Los bomberos estaban inmersos el martes en un empuje potencialmente decisivo para rodear el mayor incendio de Bélgica en un siglo, a pesar de que las nubes de lluvia dificultaban las operaciones de apoyo aéreo sobre la reserva natural de las Hautes Fagnes, informó AFP.

El incendio, que ha calcinado una vasta extensión de turbera, pinos y senderos, creció durante el fin de semana hasta alcanzar la mitad del tamaño de Manhattan, unas asombrosas 3.000 hectáreas (7.500 acres). Cientos de bomberos han estado trabajando día y noche para controlarlo, porque nada dice 'fin de semana divertido' como un incendio del tamaño de una pequeña ciudad.

Gran parte del incendio ya ha sido contenido, pero un frente de difícil acceso más cercano a la frontera alemana sigue siendo motivo de preocupación, con rachas de viento del este que añaden un desafío extra. Porque, claramente, el incendio no era ya lo bastante difícil.

"Este día probablemente será decisivo si los bomberos tienen éxito en su estrategia de rodear el incendio", dijo el portavoz de la célula de crisis, Tony Hosmans. "Si eso ocurre, el incendio estará completamente rodeado, y podemos esperar detener su avance", añadió, sonando como un general que planea un asedio contra un enemigo particularmente testarudo.

Mientras tanto, en otras noticias que quizá te hagan querer esconderte bajo una roca, 10 personas murieron en ataques rusos nocturnos sobre Ucrania, y el presidente ucraniano, Volodimir Zelenski, dijo que Kiev "responderá definitivamente" con sus propios ataques. Ucrania lanzó más de 600 drones sobre Moscú y sus alrededores, lo que es o una muestra de fuerza o un juego muy agresivo de aviones de papel.

Moscú ha amenazado al Reino Unido con "consecuencias" después de que se informara de que drones británicos se han utilizado para atacar objetivos en el territorio continental de Rusia por primera vez. El primer ministro británico, Andy Burnham, en una sorprendente muestra de coraje, prometió que su política de apoyo a Ucrania no cambiará. El ministro de Asuntos Exteriores belga, Maxime Prévot, por su parte, fue llevado de urgencia a un refugio antiaéreo en Kiev tras una alerta aérea, demostrando que la diplomacia hoy en día implica mucho correr y agacharse.

Alemania abrió un nuevo centro de seguridad de drones, advirtiendo sobre "la guerra en la sombra del siglo XXI". Porque si hay algo que el siglo XXI necesitaba, es más sombras y más guerra.

En España, varios terremotos, tres de ellos de magnitud 4,0 o superior, sacudieron Granada, dejando tres heridos y causando daños locales. Los temblores se producen después de un seísmo de 5,0 el sábado, porque el suelo aparentemente no puede decidirse.

Los bomberos belgas suspendieron sus operaciones aéreas por el día debido al tiempo brumoso, lo que es como intentar apagar un incendio con una pistola de agua en una sauna.
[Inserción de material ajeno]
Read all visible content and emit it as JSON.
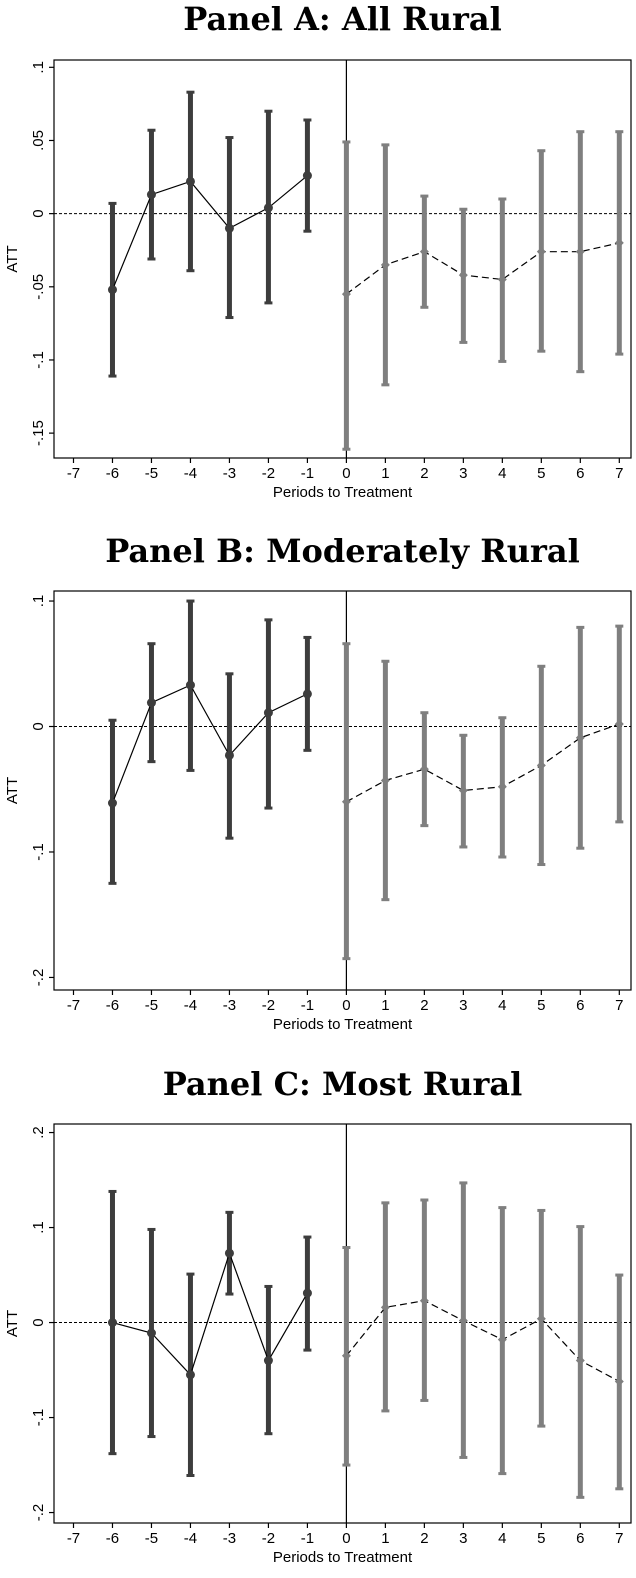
{
  "chart_data": [
    {
      "type": "scatter",
      "title": "Panel A: All Rural",
      "xlabel": "Periods to Treatment",
      "ylabel": "ATT",
      "xlim": [
        -7.5,
        7.3
      ],
      "ylim": [
        -0.167,
        0.105
      ],
      "x_ticks": [
        "-7",
        "-6",
        "-5",
        "-4",
        "-3",
        "-2",
        "-1",
        "0",
        "1",
        "2",
        "3",
        "4",
        "5",
        "6",
        "7"
      ],
      "y_ticks": [
        0.1,
        0.05,
        0,
        -0.05,
        -0.1,
        -0.15
      ],
      "y_tick_labels": [
        ".1",
        ".05",
        "0",
        "-.05",
        "-.1",
        "-.15"
      ],
      "treatment_line_x": 0,
      "reference_y": 0,
      "series": [
        {
          "color": "#3d3d3d",
          "line_style": "solid",
          "points": [
            {
              "x": -6,
              "y": -0.052,
              "lo": -0.111,
              "hi": 0.007
            },
            {
              "x": -5,
              "y": 0.013,
              "lo": -0.031,
              "hi": 0.057
            },
            {
              "x": -4,
              "y": 0.022,
              "lo": -0.039,
              "hi": 0.083
            },
            {
              "x": -3,
              "y": -0.01,
              "lo": -0.071,
              "hi": 0.052
            },
            {
              "x": -2,
              "y": 0.004,
              "lo": -0.061,
              "hi": 0.07
            },
            {
              "x": -1,
              "y": 0.026,
              "lo": -0.012,
              "hi": 0.064
            }
          ]
        },
        {
          "color": "#7f7f7f",
          "line_style": "dashed",
          "points": [
            {
              "x": 0,
              "y": -0.055,
              "lo": -0.161,
              "hi": 0.049
            },
            {
              "x": 1,
              "y": -0.035,
              "lo": -0.117,
              "hi": 0.047
            },
            {
              "x": 2,
              "y": -0.026,
              "lo": -0.064,
              "hi": 0.012
            },
            {
              "x": 3,
              "y": -0.042,
              "lo": -0.088,
              "hi": 0.003
            },
            {
              "x": 4,
              "y": -0.045,
              "lo": -0.101,
              "hi": 0.01
            },
            {
              "x": 5,
              "y": -0.026,
              "lo": -0.094,
              "hi": 0.043
            },
            {
              "x": 6,
              "y": -0.026,
              "lo": -0.108,
              "hi": 0.056
            },
            {
              "x": 7,
              "y": -0.02,
              "lo": -0.096,
              "hi": 0.056
            }
          ]
        }
      ]
    },
    {
      "type": "scatter",
      "title": "Panel B: Moderately Rural",
      "xlabel": "Periods to Treatment",
      "ylabel": "ATT",
      "xlim": [
        -7.5,
        7.3
      ],
      "ylim": [
        -0.21,
        0.108
      ],
      "x_ticks": [
        "-7",
        "-6",
        "-5",
        "-4",
        "-3",
        "-2",
        "-1",
        "0",
        "1",
        "2",
        "3",
        "4",
        "5",
        "6",
        "7"
      ],
      "y_ticks": [
        0.1,
        0,
        -0.1,
        -0.2
      ],
      "y_tick_labels": [
        ".1",
        "0",
        "-.1",
        "-.2"
      ],
      "treatment_line_x": 0,
      "reference_y": 0,
      "series": [
        {
          "color": "#3d3d3d",
          "line_style": "solid",
          "points": [
            {
              "x": -6,
              "y": -0.061,
              "lo": -0.125,
              "hi": 0.005
            },
            {
              "x": -5,
              "y": 0.019,
              "lo": -0.028,
              "hi": 0.066
            },
            {
              "x": -4,
              "y": 0.033,
              "lo": -0.035,
              "hi": 0.1
            },
            {
              "x": -3,
              "y": -0.023,
              "lo": -0.089,
              "hi": 0.042
            },
            {
              "x": -2,
              "y": 0.011,
              "lo": -0.065,
              "hi": 0.085
            },
            {
              "x": -1,
              "y": 0.026,
              "lo": -0.019,
              "hi": 0.071
            }
          ]
        },
        {
          "color": "#7f7f7f",
          "line_style": "dashed",
          "points": [
            {
              "x": 0,
              "y": -0.06,
              "lo": -0.185,
              "hi": 0.066
            },
            {
              "x": 1,
              "y": -0.043,
              "lo": -0.138,
              "hi": 0.052
            },
            {
              "x": 2,
              "y": -0.034,
              "lo": -0.079,
              "hi": 0.011
            },
            {
              "x": 3,
              "y": -0.051,
              "lo": -0.096,
              "hi": -0.007
            },
            {
              "x": 4,
              "y": -0.048,
              "lo": -0.104,
              "hi": 0.007
            },
            {
              "x": 5,
              "y": -0.031,
              "lo": -0.11,
              "hi": 0.048
            },
            {
              "x": 6,
              "y": -0.009,
              "lo": -0.097,
              "hi": 0.079
            },
            {
              "x": 7,
              "y": 0.002,
              "lo": -0.076,
              "hi": 0.08
            }
          ]
        }
      ]
    },
    {
      "type": "scatter",
      "title": "Panel C: Most Rural",
      "xlabel": "Periods to Treatment",
      "ylabel": "ATT",
      "xlim": [
        -7.5,
        7.3
      ],
      "ylim": [
        -0.211,
        0.209
      ],
      "x_ticks": [
        "-7",
        "-6",
        "-5",
        "-4",
        "-3",
        "-2",
        "-1",
        "0",
        "1",
        "2",
        "3",
        "4",
        "5",
        "6",
        "7"
      ],
      "y_ticks": [
        0.2,
        0.1,
        0,
        -0.1,
        -0.2
      ],
      "y_tick_labels": [
        ".2",
        ".1",
        "0",
        "-.1",
        "-.2"
      ],
      "treatment_line_x": 0,
      "reference_y": 0,
      "series": [
        {
          "color": "#3d3d3d",
          "line_style": "solid",
          "points": [
            {
              "x": -6,
              "y": 0.0,
              "lo": -0.138,
              "hi": 0.138
            },
            {
              "x": -5,
              "y": -0.011,
              "lo": -0.12,
              "hi": 0.098
            },
            {
              "x": -4,
              "y": -0.055,
              "lo": -0.161,
              "hi": 0.051
            },
            {
              "x": -3,
              "y": 0.073,
              "lo": 0.03,
              "hi": 0.116
            },
            {
              "x": -2,
              "y": -0.04,
              "lo": -0.117,
              "hi": 0.038
            },
            {
              "x": -1,
              "y": 0.031,
              "lo": -0.029,
              "hi": 0.09
            }
          ]
        },
        {
          "color": "#7f7f7f",
          "line_style": "dashed",
          "points": [
            {
              "x": 0,
              "y": -0.035,
              "lo": -0.15,
              "hi": 0.079
            },
            {
              "x": 1,
              "y": 0.016,
              "lo": -0.093,
              "hi": 0.126
            },
            {
              "x": 2,
              "y": 0.023,
              "lo": -0.082,
              "hi": 0.129
            },
            {
              "x": 3,
              "y": 0.002,
              "lo": -0.142,
              "hi": 0.147
            },
            {
              "x": 4,
              "y": -0.018,
              "lo": -0.159,
              "hi": 0.121
            },
            {
              "x": 5,
              "y": 0.004,
              "lo": -0.109,
              "hi": 0.118
            },
            {
              "x": 6,
              "y": -0.04,
              "lo": -0.184,
              "hi": 0.101
            },
            {
              "x": 7,
              "y": -0.062,
              "lo": -0.175,
              "hi": 0.05
            }
          ]
        }
      ]
    }
  ]
}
Las sucesivas olas de calor intensas y una sequía cada vez más severa en todo el continente han dejado a muchos agricultores europeos en una crisis "sin precedentes". La producción francesa de hortalizas ha disminuido "en una medida muy significativa", con déficits del 25% en calabacines, 35% en lechugas, 40% en guisantes, 60% en brócoli y del 50% al 100% en alcachofas. Así que si planeabas un buen dip de alcachofa, quizá quieras reconsiderarlo.

"El sector de las hortalizas se enfrenta a una crisis histórica", dijo Prince de Bretagne, que representa a más de 1.300 productores de hortalizas en Bretaña, pidiendo una "acción urgente". ¿El culpable? El calentamiento global acelerado causado por el hombre y un El Niño sobredimensionado, que han chamuscado los campos de toda Europa, con temperaturas que superan habitualmente los 30 °C y a menudo los 35 °C, casi nada de lluvia y vientos calurosos.

La producción de cereales está igualmente afectada, y el ministerio de agricultura francés estima que la cosecha de maíz caerá un 35% respecto a los niveles de 2025, hasta unos 9 millones de toneladas, una cantidad que no se veía desde 1980. Eso es mucho maíz desaparecido, y es probable que cause grandes problemas a los ganaderos, que ya informan de una caída de la producción de leche del 10% al 15%.

Y como si necesitáramos más malas noticias, un estudio en The Lancet Public Health encontró que las personas de 60 años o más se enfrentan a peligros para la salud por el calor a temperaturas mucho más bajas de lo que se pensaba. Las personas mayores soportarán la peor parte de las olas de calor cada vez más frecuentes, ya que sus cuerpos son menos capaces de refrescarse.